Viel Spaß beim Stöbern!



Belletristik

Kimberley Wilkins hat mit “Der Wind der Erinnerung“ ein eindrucksvolles Debüt hingelegt. Eine Familiengeschichte in der Wildnis Tasmaniens, einprägsame Charaktere und brisante Entwicklungen. Leider folgt sie dabei dem ausgetretenen Pfad des Vorhersehbaren, man kann sich nur wünschen, dass sie in ihrem nächsten Buch mutig genug ist, den Pfad zu verlassen und ein paar Abstecher in die Wildnis macht. Trotzdem liest sich das Buch äußerst kurzweilig, da man zu gerne wissen möchte, wie es nun weitergeht.

Ein Buch, das auf Grund der Aktualität mit seiner Geschichte berührt und im Kopf des Lesers noch lange nachhallt. “Wachkoma“ regt zum Innehalten und Durchatmen an, ohne dass Jasmin P. Meranius dabei mahnend den Zeigefinger hebt.
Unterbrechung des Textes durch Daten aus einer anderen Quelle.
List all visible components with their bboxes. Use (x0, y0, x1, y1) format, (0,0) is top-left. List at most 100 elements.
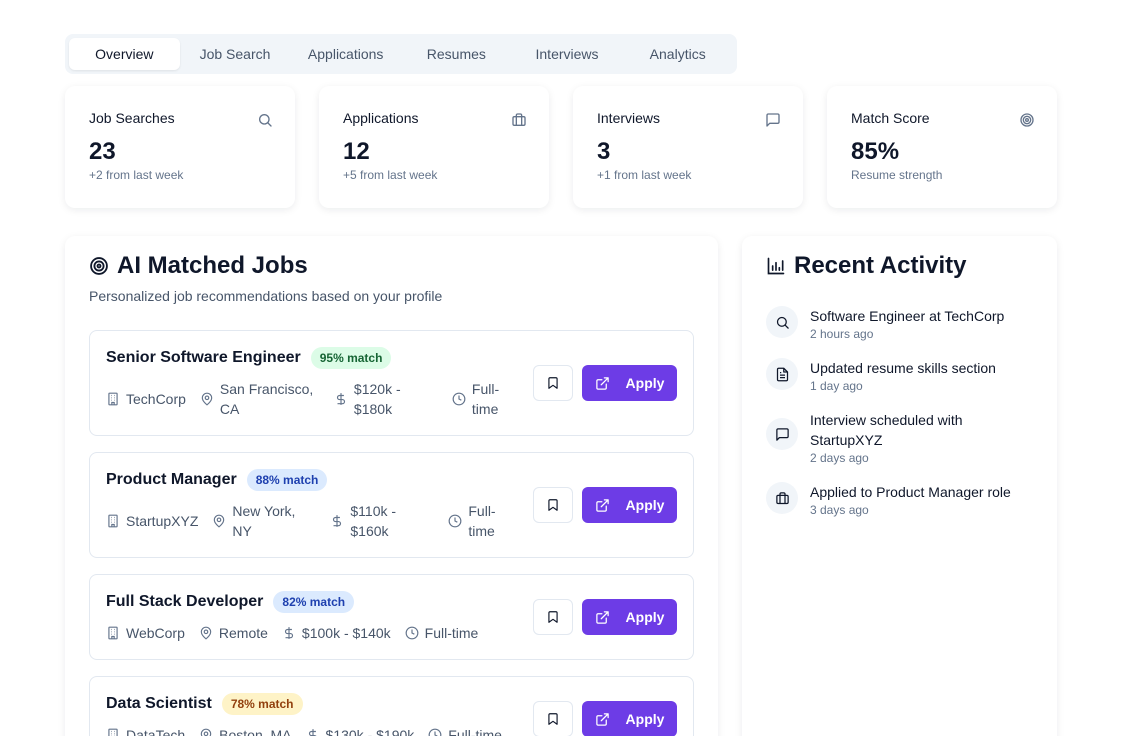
job-title: Product Manager (106, 471, 237, 488)
tab-interviews[interactable]: Interviews (512, 38, 623, 70)
search-icon (259, 114, 272, 127)
dollar-icon (308, 729, 316, 736)
apply-button[interactable]: Apply (582, 701, 677, 736)
building-icon (108, 514, 118, 528)
job-card: Full Stack Developer 82% match WebCorp R… (89, 574, 694, 660)
stat-title: Applications (343, 110, 419, 126)
message-icon (775, 427, 789, 441)
activity-item: Updated resume skills section 1 day ago (766, 358, 1046, 394)
job-card: Product Manager 88% match StartupXYZ New… (89, 452, 694, 558)
clock-icon (428, 728, 442, 736)
briefcase-icon (512, 113, 526, 126)
activity-time: 2 days ago (810, 451, 869, 465)
dollar-icon (333, 515, 342, 527)
panel-title-text: Recent Activity (794, 252, 967, 279)
activity-time: 1 day ago (810, 379, 863, 393)
job-title: Full Stack Developer (106, 593, 264, 610)
job-salary: $110k - $160k (330, 501, 434, 541)
panel-description: Personalized job recommendations based o… (89, 288, 443, 304)
map-pin-icon (201, 392, 213, 406)
stat-card-interviews: Interviews 3 +1 from last week (573, 86, 803, 208)
external-link-icon (595, 712, 609, 726)
activity-item: Applied to Product Manager role 3 days a… (766, 482, 1046, 518)
job-company: DataTech (106, 725, 185, 736)
search-icon (776, 316, 789, 329)
bookmark-button[interactable] (533, 487, 573, 523)
stat-value: 3 (597, 138, 611, 165)
activity-title: Software Engineer at TechCorp (810, 308, 1005, 324)
tab-overview[interactable]: Overview (69, 38, 180, 70)
building-icon (108, 392, 118, 406)
apply-button[interactable]: Apply (582, 365, 677, 401)
job-type: Full-time (405, 623, 478, 643)
tab-job-search[interactable]: Job Search (180, 38, 291, 70)
match-badge: 95% match (310, 347, 392, 369)
dollar-icon (336, 393, 345, 405)
bookmark-button[interactable] (533, 599, 573, 635)
clock-icon (405, 626, 419, 640)
target-icon (90, 257, 108, 275)
activity-title: Interview scheduled with StartupXYZ (810, 412, 963, 448)
bookmark-button[interactable] (533, 365, 573, 401)
stat-value: 85% (851, 138, 900, 165)
stat-subtitle: Resume strength (851, 168, 943, 182)
job-company: WebCorp (106, 623, 185, 643)
stat-subtitle: +1 from last week (597, 168, 692, 182)
job-type: Full-time (428, 725, 502, 736)
clock-icon (448, 514, 462, 528)
bookmark-button[interactable] (533, 701, 573, 736)
external-link-icon (595, 498, 609, 512)
bar-chart-icon (767, 257, 785, 275)
activity-time: 3 days ago (810, 503, 869, 517)
map-pin-icon (200, 728, 212, 736)
stat-card-match-score: Match Score 85% Resume strength (827, 86, 1057, 208)
bookmark-icon (548, 611, 558, 623)
map-pin-icon (214, 514, 225, 528)
job-card: Senior Software Engineer 95% match TechC… (89, 330, 694, 436)
activity-item: Interview scheduled with StartupXYZ 2 day… (766, 410, 1046, 466)
tab-applications[interactable]: Applications (290, 38, 401, 70)
building-icon (108, 728, 118, 736)
stat-card-applications: Applications 12 +5 from last week (319, 86, 549, 208)
job-title: Data Scientist (106, 695, 212, 712)
message-icon (766, 113, 780, 127)
tab-resumes[interactable]: Resumes (401, 38, 512, 70)
job-company: TechCorp (106, 389, 186, 409)
apply-button[interactable]: Apply (582, 599, 677, 635)
job-location: San Francisco, CA (200, 379, 320, 419)
stat-card-job-searches: Job Searches 23 +2 from last week (65, 86, 295, 208)
tab-analytics[interactable]: Analytics (622, 38, 733, 70)
bookmark-icon (548, 377, 558, 389)
apply-button[interactable]: Apply (582, 487, 677, 523)
stat-title: Match Score (851, 110, 930, 126)
ai-matched-jobs-panel: AI Matched Jobs Personalized job recomme… (65, 236, 718, 736)
target-icon (1020, 113, 1034, 127)
external-link-icon (595, 376, 609, 390)
panel-title-text: AI Matched Jobs (117, 252, 308, 279)
external-link-icon (595, 610, 609, 624)
document-icon (776, 367, 788, 381)
stat-value: 12 (343, 138, 370, 165)
job-location: Boston, MA (199, 725, 292, 736)
main-tabs: Overview Job Search Applications Resumes… (65, 34, 737, 74)
activity-title: Applied to Product Manager role (810, 484, 1011, 500)
job-salary: $100k - $140k (282, 623, 391, 643)
activity-title: Updated resume skills section (810, 360, 996, 376)
building-icon (108, 626, 118, 640)
job-title: Senior Software Engineer (106, 349, 301, 366)
activity-item: Software Engineer at TechCorp 2 hours ag… (766, 306, 1046, 342)
job-card: Data Scientist 78% match DataTech Boston… (89, 676, 694, 736)
match-badge: 78% match (221, 693, 303, 715)
clock-icon (452, 392, 466, 406)
stat-value: 23 (89, 138, 116, 165)
dollar-icon (284, 627, 293, 639)
recent-activity-panel: Recent Activity Software Engineer at Tec… (742, 236, 1057, 736)
stat-title: Job Searches (89, 110, 175, 126)
job-location: New York, NY (212, 501, 316, 541)
match-badge: 88% match (246, 469, 328, 491)
stat-subtitle: +5 from last week (343, 168, 438, 182)
briefcase-icon (775, 491, 789, 504)
job-type: Full-time (448, 501, 508, 541)
job-company: StartupXYZ (106, 511, 198, 531)
stat-title: Interviews (597, 110, 661, 126)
Viele Botschaften werden hier übermittelt – die Wichtigste: Achte auf Dich selbst, denn diese Fürsorge kann Dir niemand abnehmen.

Historik

“Das Lied des Todes“ von Axel S. Meyer ist ein schöner und stimmiger historischer Roman, der zu unterhalten weiß – getrübt wird dieser Eindruck nur durch ein paar kleinere Unstimmigkeiten wie eine konstruiert wirkende Handlung und stereotype Charaktere, die aber nicht allzu schwer ins Gewicht fallen.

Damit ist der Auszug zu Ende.